In Sulawesi Pilliet apparently fathered a daughter with a local woman, though the child later died. He set up house in Kupang, owned a lugger and traded in pearls in Western Australia and Singapore, amassing considerable wealth. He became the British consul in Dili where he worked as a spy monitoring German activities in the area.

He seems to have been fascinated by Eastern religions and philosophies. He read widely and in 1923 moved to Lawang, about 15 kilometers north of Malang where he built a house and had coffee plantations.

“He had a Javanese housekeeper who moved her two young nieces in with her for company,” said Pringle. “Charles became very fond of these children and almost adopted them as his own, picking them up from school and treating them with great affection. He was well regarded by the people of Lawang and taught the local children English in his house.”

Stories vary about his time during the Japanese occupation of Indonesia. One version has him being transported to the Changi prisoner-of-war camp in Singapore, though Mutmainah is adamant that didn’t happen.

She said he was arrested by the Japanese and released later when they discovered he wasn’t Dutch. This seems unlikely because New Zealand, along with Australia, was fighting with the Allies and Pilliet would have been considered an enemy alien.

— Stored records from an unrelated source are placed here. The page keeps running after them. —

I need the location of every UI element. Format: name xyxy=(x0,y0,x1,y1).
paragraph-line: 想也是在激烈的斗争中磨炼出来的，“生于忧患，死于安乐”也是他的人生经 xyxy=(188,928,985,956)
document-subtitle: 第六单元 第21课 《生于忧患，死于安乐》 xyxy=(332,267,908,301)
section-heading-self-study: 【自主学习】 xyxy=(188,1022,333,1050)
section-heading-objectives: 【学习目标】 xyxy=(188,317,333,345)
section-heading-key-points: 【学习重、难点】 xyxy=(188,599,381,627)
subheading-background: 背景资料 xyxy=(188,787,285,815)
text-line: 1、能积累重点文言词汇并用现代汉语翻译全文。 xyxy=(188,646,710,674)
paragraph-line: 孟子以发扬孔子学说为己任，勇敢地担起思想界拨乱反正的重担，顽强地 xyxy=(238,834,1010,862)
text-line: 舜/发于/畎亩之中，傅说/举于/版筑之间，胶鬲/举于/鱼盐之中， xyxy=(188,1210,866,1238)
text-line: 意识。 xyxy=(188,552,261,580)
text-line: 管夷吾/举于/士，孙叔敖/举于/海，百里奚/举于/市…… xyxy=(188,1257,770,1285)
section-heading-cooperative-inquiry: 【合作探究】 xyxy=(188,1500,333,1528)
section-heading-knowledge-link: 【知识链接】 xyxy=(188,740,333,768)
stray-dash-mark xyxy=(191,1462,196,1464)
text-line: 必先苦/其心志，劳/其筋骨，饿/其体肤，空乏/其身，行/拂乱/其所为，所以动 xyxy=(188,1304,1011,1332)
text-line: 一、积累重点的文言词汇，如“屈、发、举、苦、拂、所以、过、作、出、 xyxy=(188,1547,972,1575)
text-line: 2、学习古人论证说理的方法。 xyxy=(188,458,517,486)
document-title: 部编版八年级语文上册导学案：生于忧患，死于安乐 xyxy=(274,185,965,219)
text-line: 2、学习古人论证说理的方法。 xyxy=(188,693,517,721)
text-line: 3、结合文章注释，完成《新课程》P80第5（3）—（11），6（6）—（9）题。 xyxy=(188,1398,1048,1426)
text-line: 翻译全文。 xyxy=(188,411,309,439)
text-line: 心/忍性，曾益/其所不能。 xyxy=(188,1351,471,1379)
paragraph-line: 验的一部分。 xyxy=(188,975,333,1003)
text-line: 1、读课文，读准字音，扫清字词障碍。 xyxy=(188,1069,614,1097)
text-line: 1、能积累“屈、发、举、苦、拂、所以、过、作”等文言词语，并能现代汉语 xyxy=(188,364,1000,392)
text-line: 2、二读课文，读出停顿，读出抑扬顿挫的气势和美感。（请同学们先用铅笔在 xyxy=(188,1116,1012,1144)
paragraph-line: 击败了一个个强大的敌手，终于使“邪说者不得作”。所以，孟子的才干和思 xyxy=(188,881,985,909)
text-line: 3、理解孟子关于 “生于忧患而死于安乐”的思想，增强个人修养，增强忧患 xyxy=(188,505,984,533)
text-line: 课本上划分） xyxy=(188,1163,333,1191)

However Mutmainah said that after the war he did stay for a year or more in Singapore where he had a Jewish friend. This may have been during the four-year war for Indonesian independence.

When Pilliet returned to Java he was a poor man though he got some support from his family in NZ.

Why didn’t he go back to his homeland? Mutmainah said this was because of his antagonism towards his father, but Walter had died in 1885 aged 45 from typhoid when young Charles was still a teenager. If this was the reason the hostility must have run deep.

What attracted Pilliet to East Java? Mutmainah said he spoke Indonesian, but not Javanese. He doesn’t seem to have gone native and continued to read newspapers from Singapore, drink whisky, make his own wine and dress as a European.

Pringle is particularly keen to trace his great, great uncle’s books. These were probably in English because the old man refused to use the Dutch language. They may well have been sold to libraries and were probably about philosophy.